The New Leader of the Egyptian Muslim Brotherhood in His Own Words

In January 2010, Mohammed Badie (also spelled Muhammad Badi), formerly responsible for ideological education for the Muslim Brotherhood took over as General Guide, the top position in the organization. According to the Carnegie Guide to Egypt’s Elections “Badie’s election was generally viewed as a victory for the Brotherhood’s conservative wing and a marginalization of its reformist trend.”
 
A report by the Brookings Institute provides some background on Badie.  The report quotes Abdel Moneim Mahmud, a journalist associated with the group’s reformist wing, who explains,  “Badie is one of the sons of the 1965 Organisation. They were introduced to what was a military organisation that preached revolution…” According to Mahmud, although he had been “disowned by some Brotherhood members for his radical views, Badie and others in the movement continued to embrace Qutb, who advocated armed struggle to impose Islamic law.”
 
Badie’s first public addressfollowing his selection as leader of the Egyptian Muslim Brotherhood in January, 2010, offered relatively moderate words about the organization’s role in Egyptian society and its attitude towards the government. His stance towards Israel, “the Zionist entity,” and the American presence in the region, however, is uncompromising. Badie called for “continuous jihad to liberate the nation from any foreign dominance or intellectual, spiritual, cultural hegemony and economic, political or military colonialism.” In his view, “The Zionist state seeks the abolition and cancellation of our values, cultures and Islamic identity for its western values, which seeks the destruction of our faith and morals in our countries.” Badie describes the struggle against Israel as a “priority” for the Brotherhood and he expands on what this entails:
[The Arab and Muslim regimes] have forgotten, or are pretending to have forgotten, that the real enemy lying in wait for them is the Zionist entity. They are aiming their weapons against their own peoples, while avoiding any confrontation with these Zionists and achieving neither unity nor revival for their nations. Moreover, they are disregarding Allah’s commandment to wage jihad for His sake with [their] money and [their] lives, so that Allah’s word will reign supreme and the infidels’ word will be inferior…
 
“Today the Muslims desperately need a mentality of honor and means of power [that will enable them] to confront global Zionism. [This movement] knows nothing but the language of force, so [the Muslims] must meet iron with iron, and winds with [even more powerful] storms. They crucially need to understand that the improvement and change that the [Muslim] nation seeks can only be attained through jihad and sacrifice and by raising a jihadi generation that pursues death just as the enemies pursue life.
He goes on to advocate an unending violent jihad against the “Zionist entity” until it is destroyed. “Resistance is the only solution, ” he declared.
 
Badie’s words clearly indicate that given the opportunity, he would abrogate the peace accord Egypt signed with Israel: “It is your obligation to stop the absurd negotiations, whether direct or indirect, and to support all forms of resistance for the sake of liberating every occupied piece of land in Palestine, Iraq, Afghanistan, and all [other] parts of our Muslim world. … You must revoke all the agreements of capitulation…. especially the Camp David Accords… which go against the Egyptian constitution and U.N. resolutions, and do not therefore obligate Egyptian senior officials.” ( United Jerusalem Foundation, September 2010.)

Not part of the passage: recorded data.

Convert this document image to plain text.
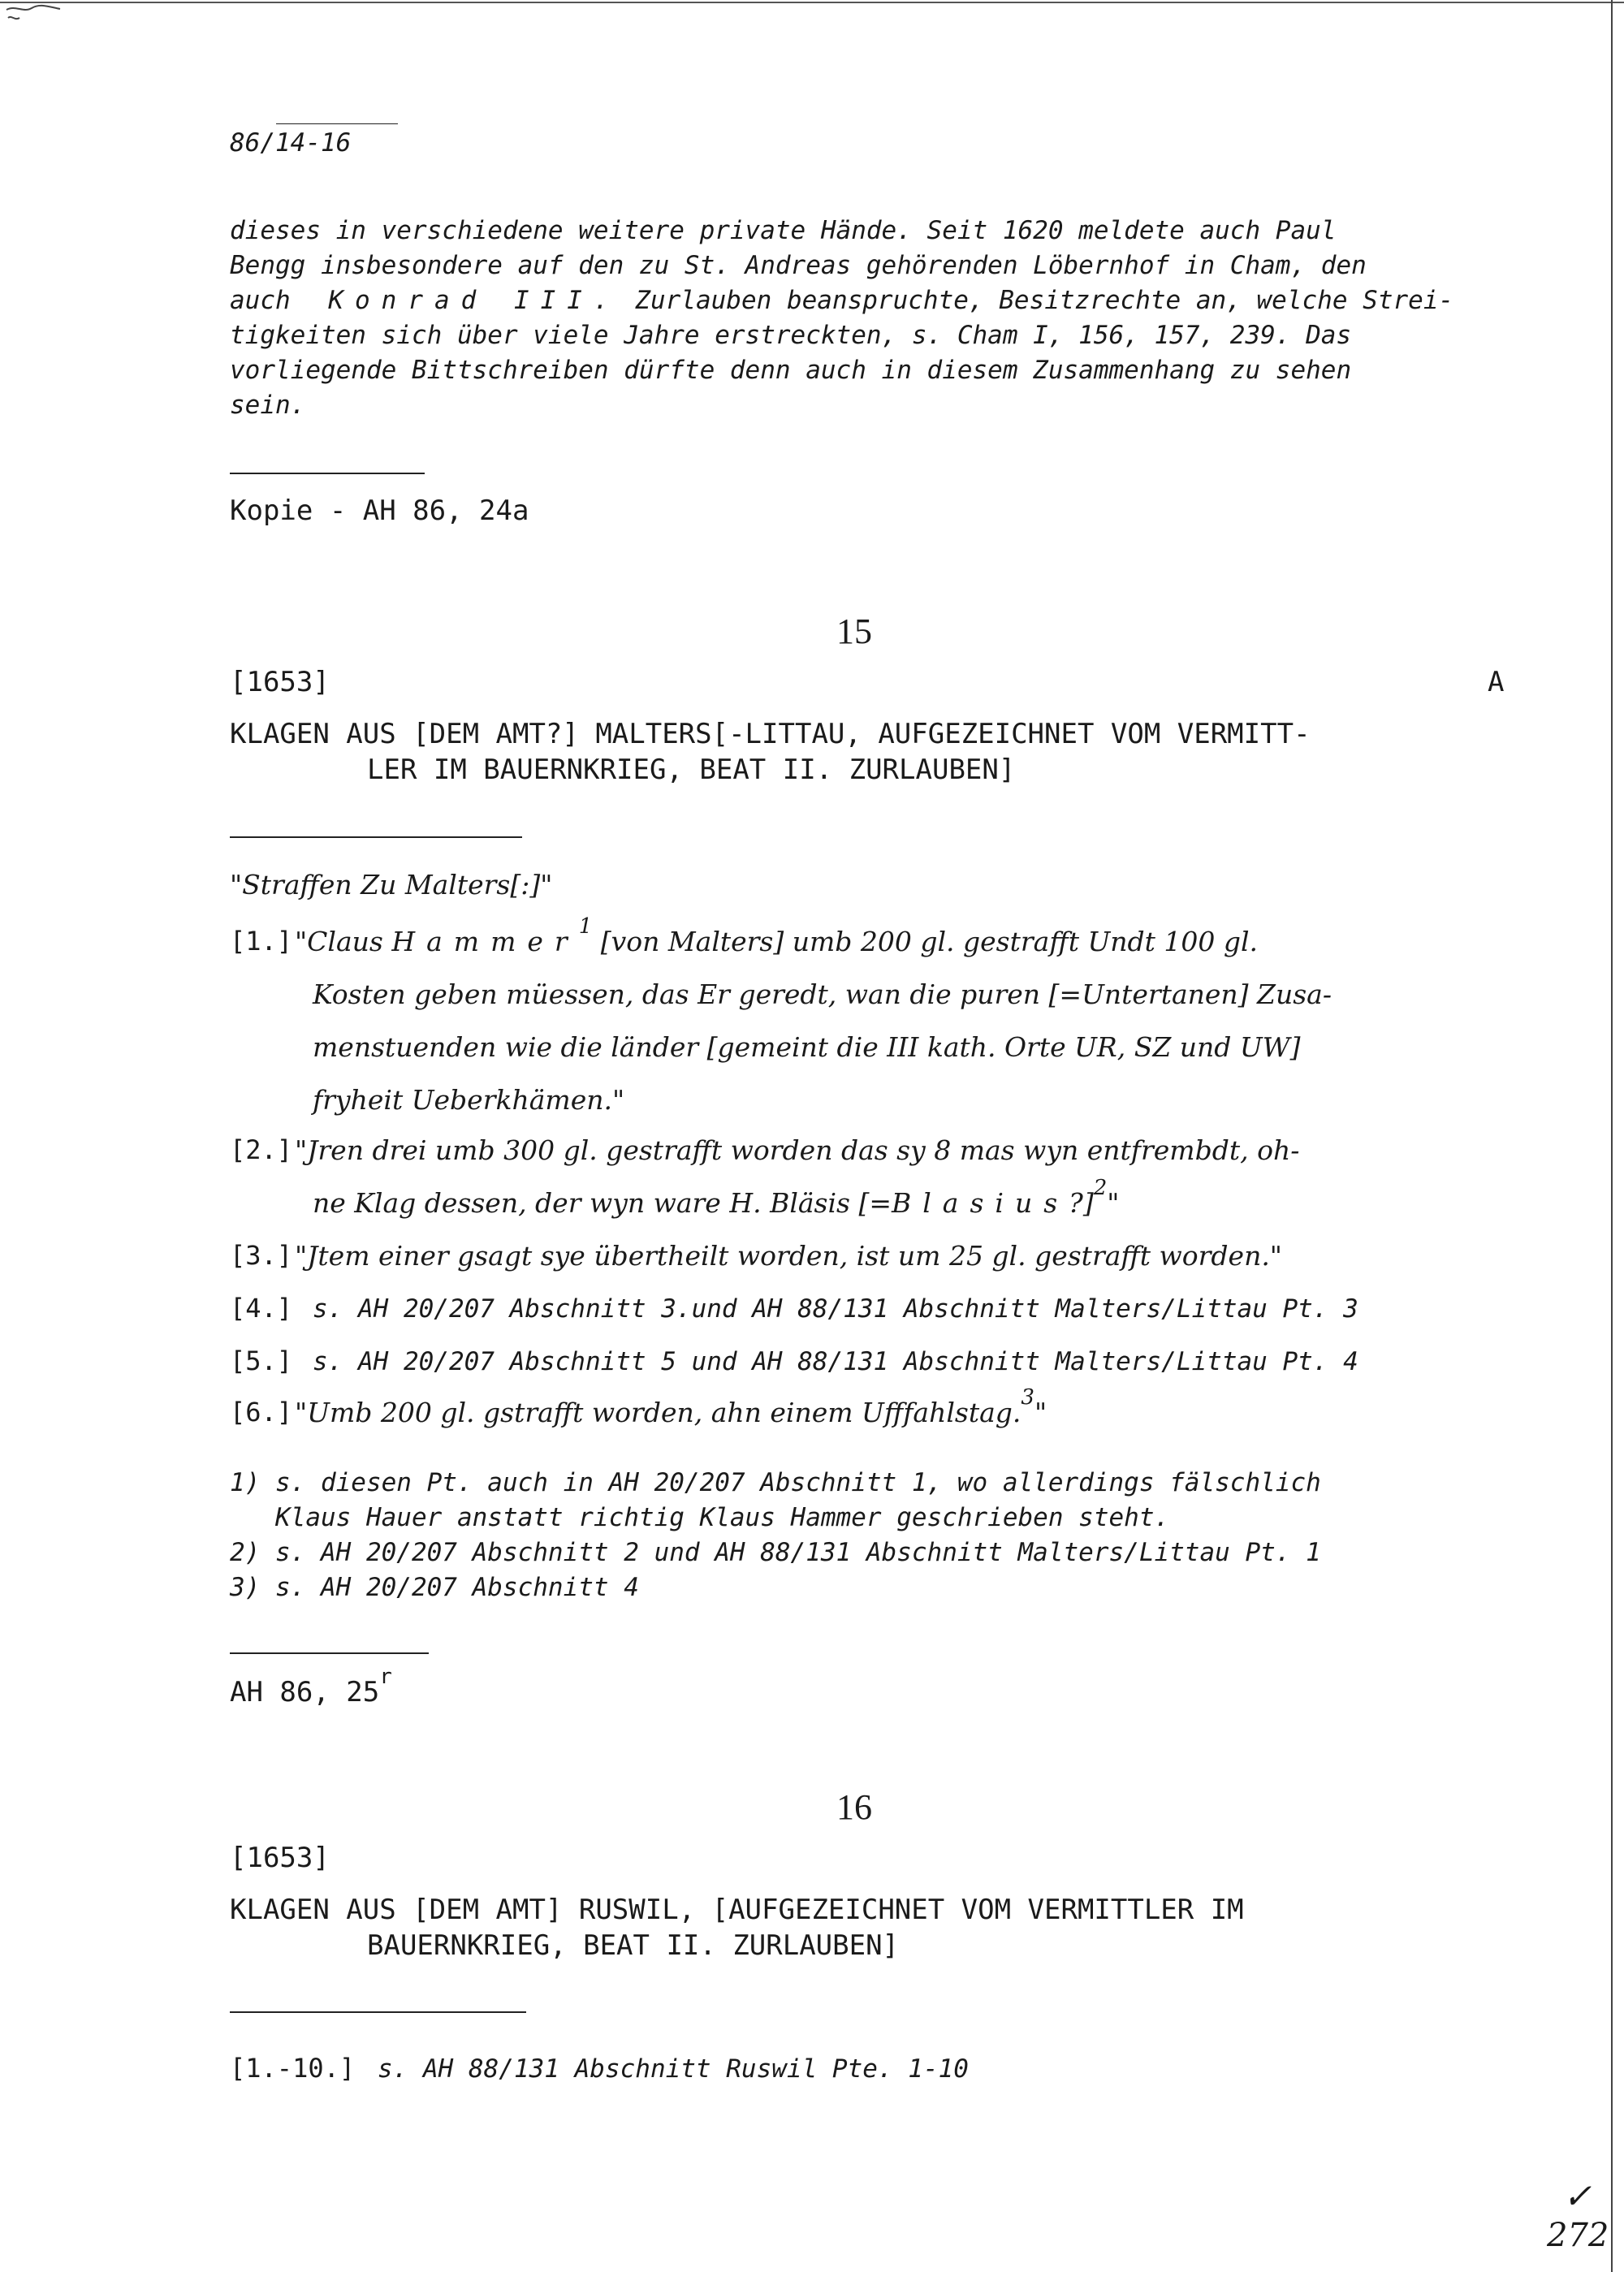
86/14-16
dieses in verschiedene weitere private Hände. Seit 1620 meldete auch Paul
Bengg insbesondere auf den zu St. Andreas gehörenden Löbernhof in Cham, den
auch Konrad III. Zurlauben beanspruchte, Besitzrechte an, welche Strei-
tigkeiten sich über viele Jahre erstreckten, s. Cham I, 156, 157, 239. Das
vorliegende Bittschreiben dürfte denn auch in diesem Zusammenhang zu sehen
sein.
Kopie - AH 86, 24a
15
[1653]	A
KLAGEN AUS [DEM AMT?] MALTERS[-LITTAU, AUFGEZEICHNET VOM VERMITT-
LER IM BAUERNKRIEG, BEAT II. ZURLAUBEN]
"Straffen Zu Malters[:]"
[1.] "Claus Hammer$^1$ [von Malters] umb 200 gl. gestrafft Undt 100 gl.
Kosten geben müessen, das Er geredt, wan die puren [=Untertanen] Zusa-
menstuenden wie die länder [gemeint die III kath. Orte UR, SZ und UW]
fryheit Ueberkhämen."
[2.] "Jren drei umb 300 gl. gestrafft worden das sy 8 mas wyn entfrembdt, oh-
ne Klag dessen, der wyn ware H. Bläsis [=Blasius?]$^2$"
[3.] "Jtem einer gsagt sye übertheilt worden, ist um 25 gl. gestrafft worden."
[4.] s. AH 20/207 Abschnitt 3.und AH 88/131 Abschnitt Malters/Littau Pt. 3
[5.] s. AH 20/207 Abschnitt 5 und AH 88/131 Abschnitt Malters/Littau Pt. 4
[6.] "Umb 200 gl. gstrafft worden, ahn einem Ufffahlstag.$^3$"
1) s. diesen Pt. auch in AH 20/207 Abschnitt 1, wo allerdings fälschlich
Klaus Hauer anstatt richtig Klaus Hammer geschrieben steht.
2) s. AH 20/207 Abschnitt 2 und AH 88/131 Abschnitt Malters/Littau Pt. 1
3) s. AH 20/207 Abschnitt 4
AH 86, 25$^r$
16
[1653]
KLAGEN AUS [DEM AMT] RUSWIL, [AUFGEZEICHNET VOM VERMITTLER IM
BAUERNKRIEG, BEAT II. ZURLAUBEN]
[1.-10.] s. AH 88/131 Abschnitt Ruswil Pte. 1-10
✓
272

Badie condemns terrorism, but does not consider attacks against Israelis and American forces in the Middle East as terrorism: “Jihad must not be likened to terror. Jihad means making sacrifices in order to restore what has been stolen, defend one’s property, expel the occupier, and make Allah’s word supreme, while terror is occupying someone else’s land…” (IkhwanOnline, March 18, 2010.)

Concerning the U.S., Badie shares his belief that “The U.S. is now experiencing the beginning of its end, and is heading towards its demise…”(Memri).